Tennessee House Bill 2673, amending Tennessee Code relative to antisemitism in education, was signed into law by Governor Bill Lee (R) on Wednesday. The groundbreaking legislation describes anti-Israel statements as demonstrating antisemitic bias by teachers in the classroom, from kindergarten through twelfth grade, as well as in institutions of higher learning.
HB 2673 provides educators in the state of Tennessee with a uniform definition of antisemitism, helping state authorities and law enforcement agencies determine when antisemitic bias is present when investigating complaints of antisemitism. To that end, this groundbreaking law adopts the International Holocaust Remembrance Alliance (IHRA) definition of antisemitism which includes the delegitimizing or demonizing of the State of Israel, including applying double standards to discussions of Israel.
The IHRA definition also addresses the antisemitic nature of attacks against Jewish individuals or institutions that attribute to all the Jews collective guilt for real or perceived actions by Israel.
Tennessee is the fifth state to enact legislation using the IHRA definition of antisemitism. It followed Florida, Iowa, South Carolina, and Arizona. The IHRA definition has also been endorsed through proclamations and resolutions in Alabama, Alaska, Connecticut, Idaho, Kansas, Kentucky, Maine, Massachusetts, Montana, Nebraska, Nevada, New Hampshire, Ohio, Oklahoma, Rhode Island, South Dakota, Texas, Utah, Vermont, Virginia, West Virginia, and Wyoming.

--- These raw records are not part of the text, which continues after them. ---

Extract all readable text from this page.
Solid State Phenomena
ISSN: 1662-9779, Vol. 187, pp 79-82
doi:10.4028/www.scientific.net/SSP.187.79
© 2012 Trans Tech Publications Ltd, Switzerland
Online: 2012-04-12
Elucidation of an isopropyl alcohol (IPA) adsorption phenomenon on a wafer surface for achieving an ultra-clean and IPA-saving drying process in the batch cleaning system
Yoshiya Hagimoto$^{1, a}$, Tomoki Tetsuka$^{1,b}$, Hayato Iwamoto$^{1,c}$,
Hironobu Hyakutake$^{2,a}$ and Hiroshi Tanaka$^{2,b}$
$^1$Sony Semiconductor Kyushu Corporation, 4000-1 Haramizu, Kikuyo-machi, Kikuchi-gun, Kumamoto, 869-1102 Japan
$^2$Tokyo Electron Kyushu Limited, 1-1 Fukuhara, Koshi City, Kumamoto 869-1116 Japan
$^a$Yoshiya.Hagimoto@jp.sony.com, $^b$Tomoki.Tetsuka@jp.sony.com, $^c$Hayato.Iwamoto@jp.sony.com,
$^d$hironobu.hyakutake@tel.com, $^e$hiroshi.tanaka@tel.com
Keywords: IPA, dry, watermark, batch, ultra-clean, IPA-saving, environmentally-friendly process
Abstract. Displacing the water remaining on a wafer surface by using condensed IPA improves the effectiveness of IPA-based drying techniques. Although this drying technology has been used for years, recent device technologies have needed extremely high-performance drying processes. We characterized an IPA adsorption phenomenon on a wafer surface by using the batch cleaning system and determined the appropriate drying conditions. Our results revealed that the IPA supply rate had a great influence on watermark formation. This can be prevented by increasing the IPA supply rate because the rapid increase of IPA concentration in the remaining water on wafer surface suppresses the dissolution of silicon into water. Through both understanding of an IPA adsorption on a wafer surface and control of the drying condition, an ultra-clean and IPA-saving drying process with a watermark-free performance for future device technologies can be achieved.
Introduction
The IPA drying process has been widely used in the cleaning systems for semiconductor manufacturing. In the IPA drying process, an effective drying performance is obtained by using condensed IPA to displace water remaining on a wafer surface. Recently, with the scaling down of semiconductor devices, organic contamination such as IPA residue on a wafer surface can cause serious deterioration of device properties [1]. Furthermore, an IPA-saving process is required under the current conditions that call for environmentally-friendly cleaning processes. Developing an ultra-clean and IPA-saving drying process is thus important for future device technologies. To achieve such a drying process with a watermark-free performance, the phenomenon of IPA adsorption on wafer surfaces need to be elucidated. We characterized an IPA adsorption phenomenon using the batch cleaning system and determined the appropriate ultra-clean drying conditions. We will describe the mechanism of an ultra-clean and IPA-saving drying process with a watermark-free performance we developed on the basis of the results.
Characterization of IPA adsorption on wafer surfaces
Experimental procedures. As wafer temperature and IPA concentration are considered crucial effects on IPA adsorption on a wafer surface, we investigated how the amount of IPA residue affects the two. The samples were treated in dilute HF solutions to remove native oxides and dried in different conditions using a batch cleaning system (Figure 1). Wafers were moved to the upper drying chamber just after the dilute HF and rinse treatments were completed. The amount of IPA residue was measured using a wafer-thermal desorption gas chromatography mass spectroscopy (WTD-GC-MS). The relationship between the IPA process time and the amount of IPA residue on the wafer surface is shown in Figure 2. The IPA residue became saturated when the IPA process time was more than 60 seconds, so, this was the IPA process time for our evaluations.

Missing from the list are some states with the largest Jewish population such as New York, California, Illinois, and Pennsylvania.
Israeli American Coalition for Action Chairman Shawn Evenhaim applauded the legislation, noting that “As the fifth state to enact legislation using the IHRA definition, Tennessee’s bill sets a standard for other states to follow as they combat antisemitism and confront the delegitimization of the state of Israel in the process. We are grateful to see that Jewish and Israeli-Americans are not left to contend with incidents of antisemitic hatred alone.”
The IAC for Action is a non-profit, non-partisan organization that advocates to policymakers on behalf of the Israeli-American community.
The earliest Jewish settlers arrived in Tennessee in the 1830s and 1840s, and most of them were not Orthodox. The next big wave of Jewish immigration began in 1881 and lasted until World War I. These Jews, mostly from eastern Europe, were more traditional in their religious life than their German predecessors. Several eastern European Jewish settlements were established near port cities such as Memphis, and by the early 1900s, Memphis had a Yiddish-speaking ghetto known as “the Pinch.” Tennessee’s newest Jewish community was established in Oak Ridge in the 1940s, and in the 1950s, they created Tennessee’s most diverse Jewish community. Over the past three decades, Jewish communities in Tennessee’s smaller towns disappeared as older members died and younger generations of Jews left. But a large number of Jewish professionals and businesspeople moved into the state’s urban communities. As of 1996, the Jewish population of Tennessee is estimated at 20,000, with 9,000 Jews living in Memphis and 6,000 in Nashville.